The RSD schools were at one time low-performing neighborhood schools run by local school districts.
Istrouma, by far, has suffered the greatest enrollment loss of all the RSD-run schools in the area. During 2011-12, Istrouma had 669 students; this year, the school has 380.
Also, last school year, the Istrouma campus housed a separate, independent high school, EBR Lab Academy, which enrolled 228 students but was closed soon after the state takeover was announced.
The space EBR Lab occupied at Istrouma is now filled with students from nearby Prescott Middle, which saw its enrollment drop as well, from 262 to 240 students.

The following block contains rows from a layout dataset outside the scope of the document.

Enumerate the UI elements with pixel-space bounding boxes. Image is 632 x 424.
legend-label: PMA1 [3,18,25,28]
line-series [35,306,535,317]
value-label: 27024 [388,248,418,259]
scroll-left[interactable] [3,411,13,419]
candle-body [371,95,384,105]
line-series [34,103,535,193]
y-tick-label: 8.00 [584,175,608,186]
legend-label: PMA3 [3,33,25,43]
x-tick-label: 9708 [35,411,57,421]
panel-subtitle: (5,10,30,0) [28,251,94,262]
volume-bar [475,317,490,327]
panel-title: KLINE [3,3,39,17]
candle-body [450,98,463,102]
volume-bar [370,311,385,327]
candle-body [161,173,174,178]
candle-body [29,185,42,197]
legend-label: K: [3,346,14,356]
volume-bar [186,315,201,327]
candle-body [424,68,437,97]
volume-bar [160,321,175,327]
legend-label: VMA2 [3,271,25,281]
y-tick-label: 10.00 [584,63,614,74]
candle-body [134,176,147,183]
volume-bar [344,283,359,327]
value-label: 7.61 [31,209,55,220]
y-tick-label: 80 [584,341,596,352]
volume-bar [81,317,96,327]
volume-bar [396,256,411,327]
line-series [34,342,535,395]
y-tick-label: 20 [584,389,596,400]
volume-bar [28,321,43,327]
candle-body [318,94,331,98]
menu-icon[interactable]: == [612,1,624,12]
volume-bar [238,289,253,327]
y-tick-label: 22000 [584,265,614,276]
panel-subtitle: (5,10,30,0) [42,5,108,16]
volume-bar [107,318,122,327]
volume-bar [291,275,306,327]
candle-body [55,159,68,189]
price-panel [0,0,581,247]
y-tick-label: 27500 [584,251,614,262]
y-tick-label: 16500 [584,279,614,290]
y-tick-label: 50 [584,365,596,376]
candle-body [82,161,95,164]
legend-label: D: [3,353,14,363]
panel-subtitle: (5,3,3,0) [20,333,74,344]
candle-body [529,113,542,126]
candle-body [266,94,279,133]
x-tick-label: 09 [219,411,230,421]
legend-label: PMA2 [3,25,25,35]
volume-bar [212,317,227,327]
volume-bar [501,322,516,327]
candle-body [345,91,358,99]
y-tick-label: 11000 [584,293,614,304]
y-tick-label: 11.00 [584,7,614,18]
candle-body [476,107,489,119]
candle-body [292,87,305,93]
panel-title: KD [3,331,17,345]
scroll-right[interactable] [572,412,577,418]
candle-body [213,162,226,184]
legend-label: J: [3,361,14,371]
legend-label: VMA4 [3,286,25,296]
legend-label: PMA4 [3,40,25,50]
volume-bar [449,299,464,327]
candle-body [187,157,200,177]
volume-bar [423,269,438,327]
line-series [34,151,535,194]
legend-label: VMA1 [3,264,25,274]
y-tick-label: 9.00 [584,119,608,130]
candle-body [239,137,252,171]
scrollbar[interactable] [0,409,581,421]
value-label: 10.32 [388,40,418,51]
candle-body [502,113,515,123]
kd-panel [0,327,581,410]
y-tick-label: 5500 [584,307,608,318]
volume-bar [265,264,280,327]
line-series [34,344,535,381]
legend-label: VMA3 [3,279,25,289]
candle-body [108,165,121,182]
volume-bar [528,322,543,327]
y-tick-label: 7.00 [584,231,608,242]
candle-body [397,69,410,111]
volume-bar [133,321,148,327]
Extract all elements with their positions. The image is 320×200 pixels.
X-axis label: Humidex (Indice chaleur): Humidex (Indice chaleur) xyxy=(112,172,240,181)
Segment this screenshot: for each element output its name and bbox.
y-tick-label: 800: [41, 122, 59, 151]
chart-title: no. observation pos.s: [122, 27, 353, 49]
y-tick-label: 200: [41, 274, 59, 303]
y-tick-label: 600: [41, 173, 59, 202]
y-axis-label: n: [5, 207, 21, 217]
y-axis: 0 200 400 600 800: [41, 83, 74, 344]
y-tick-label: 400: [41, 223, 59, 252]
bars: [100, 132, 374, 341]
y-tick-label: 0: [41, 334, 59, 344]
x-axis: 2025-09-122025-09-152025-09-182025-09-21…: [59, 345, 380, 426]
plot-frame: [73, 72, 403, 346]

The old Prescott campus at 4055 Prescott Road now sits empty, except for some RSD administrative offices.
Robert Webb, who took over as principal of Istrouma High in April and is a graduate of the high school, said he’s not surprised by the decline.
Webb said some parents who were uncertain about Istrouma’s future opted instead for other public high schools in Baton Rouge, particularly Belaire High, and Webb said he understands.
The collective enrollment for the nine RSD schools in the greater Baton Rouge area decreased from 3,392 on Oct. 1, 2011, to 2,539 on Oct. 1 this year. That’s a decline of 853 students.
The latest Oct. 1 numbers, however, are unaudited. Official public school enrollment numbers will not be released until later this year.
The state takes official enrollment snapshots of all public schools on Oct. 1 and Feb. 1 of every school year. The numbers drive state education funding, $8,733 per student in Baton Rouge, during 2012-13.
The state released the unaudited Oct. 1 numbers Friday in response to a request made Oct. 4 by The Advocate.
Earlier in the month, the East Baton Rouge Parish released its unaudited Oct. 1 numbers, showing 42,690 students at 83 campuses. That’s 613 fewer students than the district had enrolled Oct. 1, 2011.
The only RSD-affiliated school that the RSD did not release Oct. 1 enrollment numbers for was Kenilworth Science and Technology School, a middle school in south Baton Rouge that is run as a charter school. That school had 479 students in 2011-12.
The nine schools that RSD released enrollment numbers for are run by state employees. A year ago, Capitol High in Baton Rouge and St. Helena Middle in Greensburg, were run by state employees.
Capitol High is the only one of the nine to actually gain students, 14, while St. Helena lost 32 students.
Five of the nine schools that RSD runs now were charter schools operated by the now defunct nonprofit group, Advance Baton Rouge. Unsatisfied with those schools’ academic progress, the RSD, took those five schools over during the latter half of the 2011-12 school year, replacing much of the faculty.
All five lost students, ranging from 22 students at Prescott Middle to 130 at Dalton Elementary. Four of the five schools are in Baton Rouge. Pointe Coupee Central, which lost 63, students, is in Morganza.
RSD Superintendent Patrick Dobard has said that RSD will not run most of these schools for long.
The plan is to find well-regarded charter management groups to take over at least seven schools as early as next summer so that collectively they form a new Achievement Zone in north Baton Rouge. The state is reviewing charter applications and will make a decision by December. Dobard said the state will wait longer if it fails to find a quality operator for a school on the first try.